Kurtuluş Tayiz'in 'Cemaat'in eşbaşkanı' başlıklı bugünkü yazısı şöyle:
CEMAAT ÖCALAN'A DÜŞMAN
Merak ediyorum; Kürt hareketinin siyasi geleneği nasıl bu kadar hızlı değişti? HDP'nin devraldığı gelenek bugüne kadar Cemaat'e mesafeliydi; bunun başlıca nedeni bu yapının çözüm karşıtı oluşu ve PKK lideri Abdullah Öcalan'a karşı aldığı düşmanca tutumdu. Kandil ve HDP, AK Parti iktidarını sırf Cemaat’e yakın durduğu için şiddetle eleştirdiler. Kürt siyasetçiler, Cemaat'in devlet içindeki ağırlığının demokrasiye, Kürt meselesinin çözümüne ve PKK'nın Türkiye ile barışmasına engel olduğunu savunuyorlardı; bu yapıyla mücadele etmediği için de hükümeti şiddetli eleştiriyor, suçluyorlardı.

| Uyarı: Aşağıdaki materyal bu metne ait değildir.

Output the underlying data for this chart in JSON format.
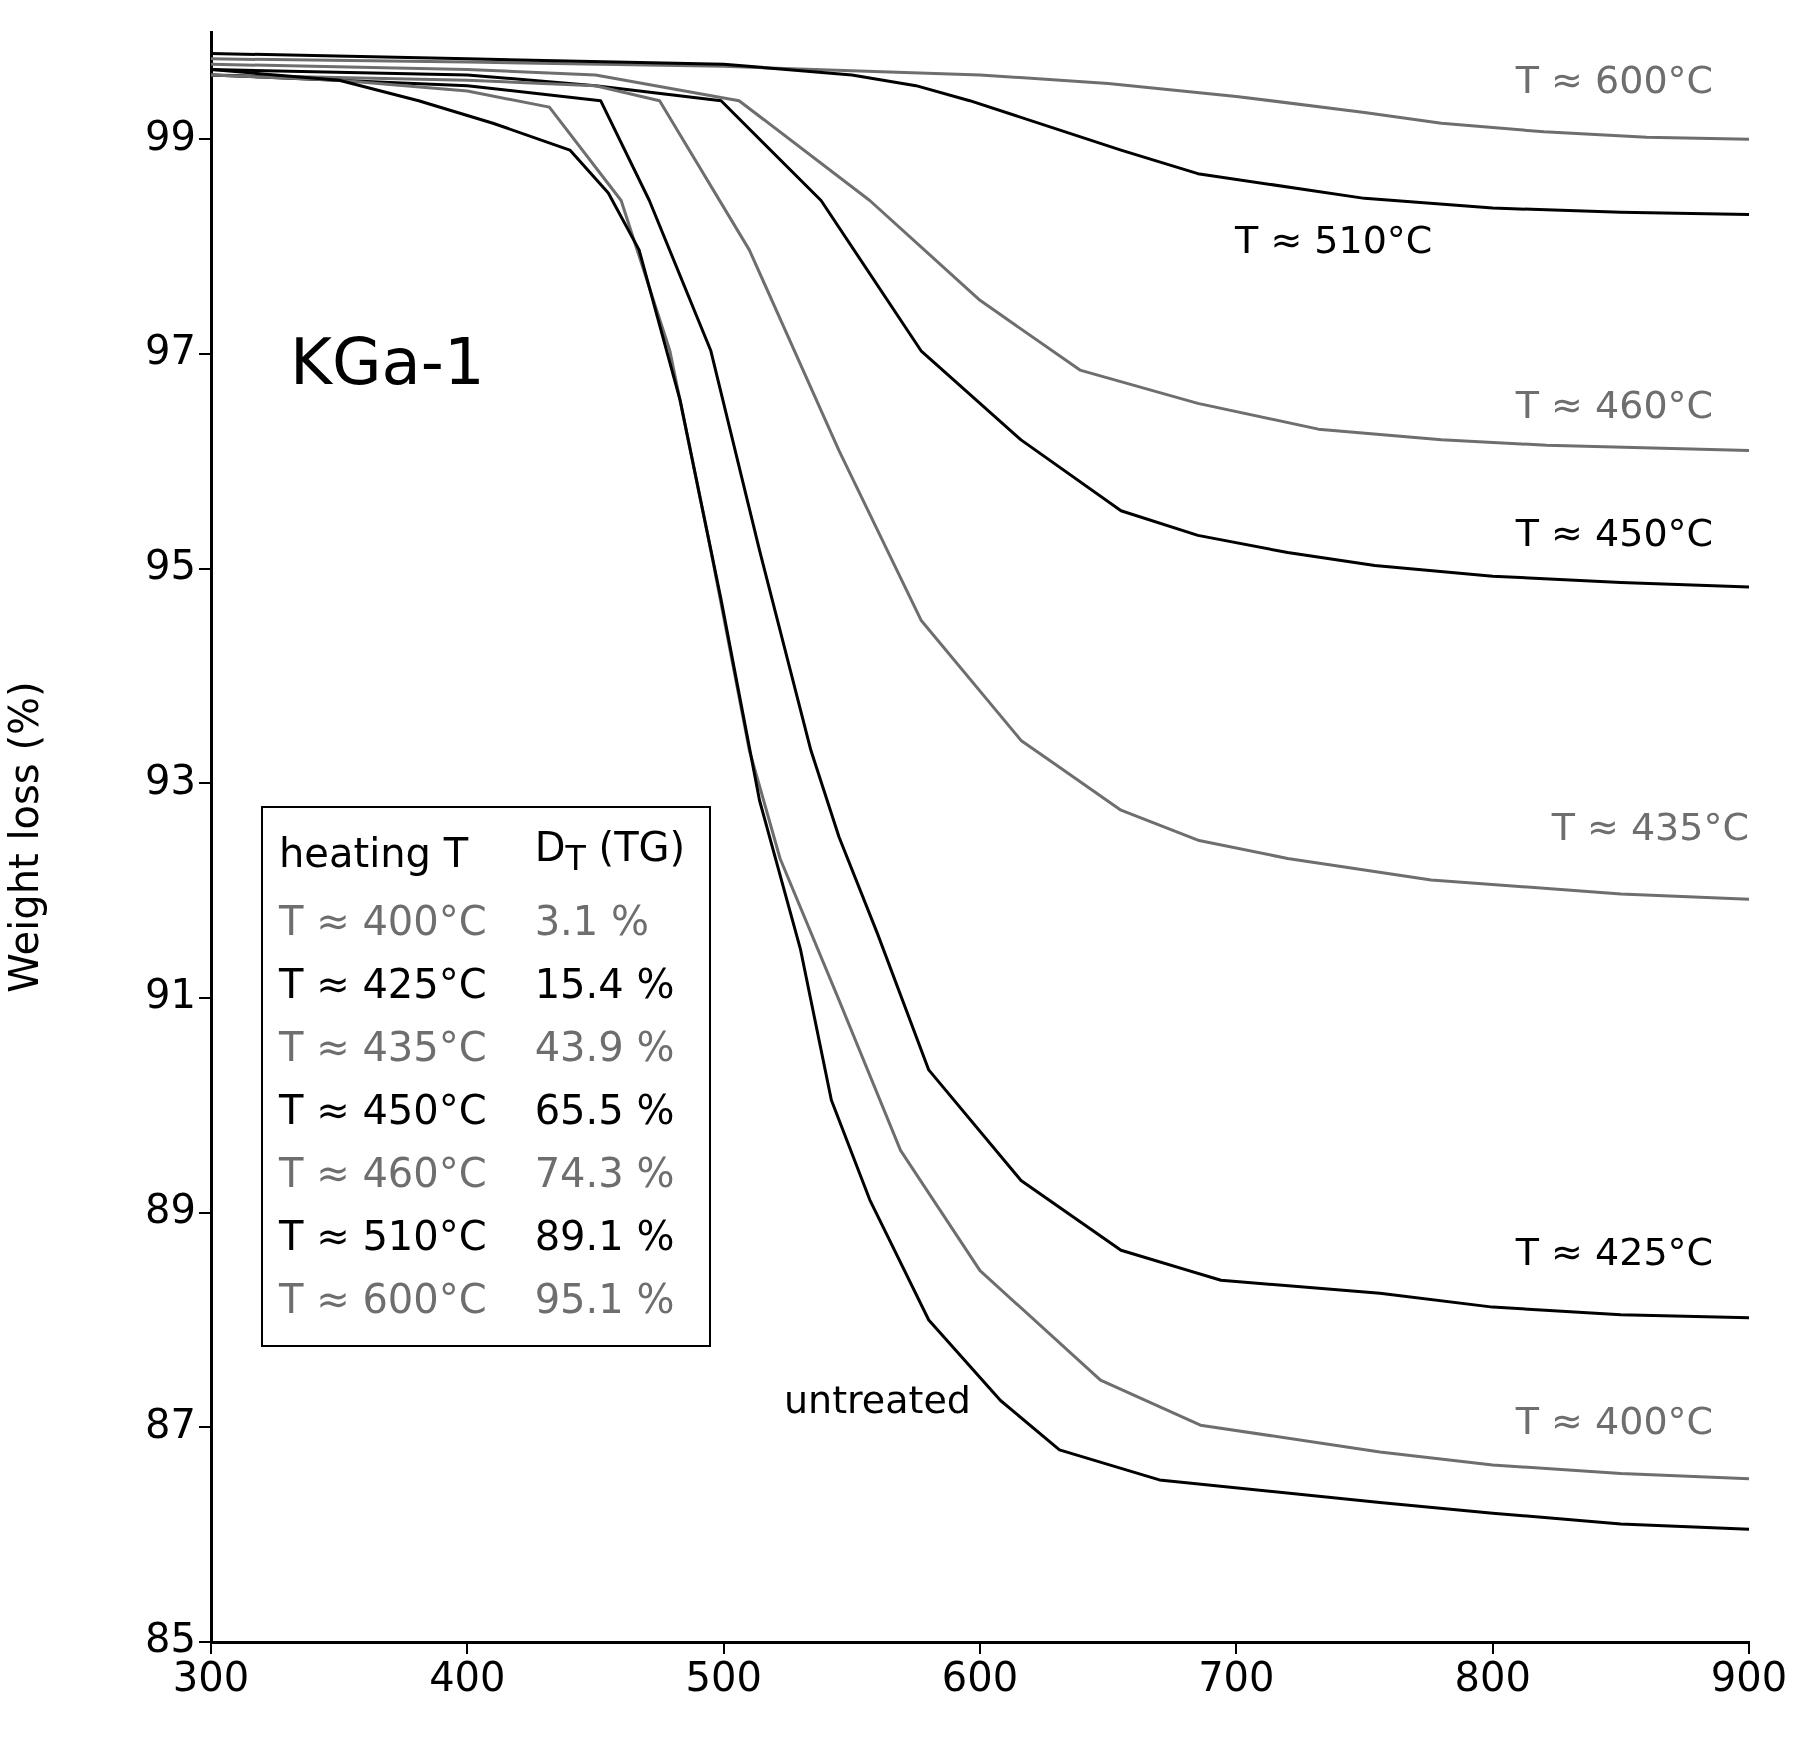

KARAYILAN'DA CEMAATLE İLGİLİ DOSYA VAR İDDİASI
KCK'nın eski başkanı Murat Karayılan'ın elinde hâlâ Cemaat'in o dosyası duruyor mu bilmem; ama Karayılan'ın, Ahmet Altan'a gönderdiği mesajı çok iyi hatırlıyorum; Karayılan, "Yüreğiniz varsa, gazeteciyseniz elimizdeki Cemaat ile ilgili dosyayı gönderelim, yayınlayın" diyordu.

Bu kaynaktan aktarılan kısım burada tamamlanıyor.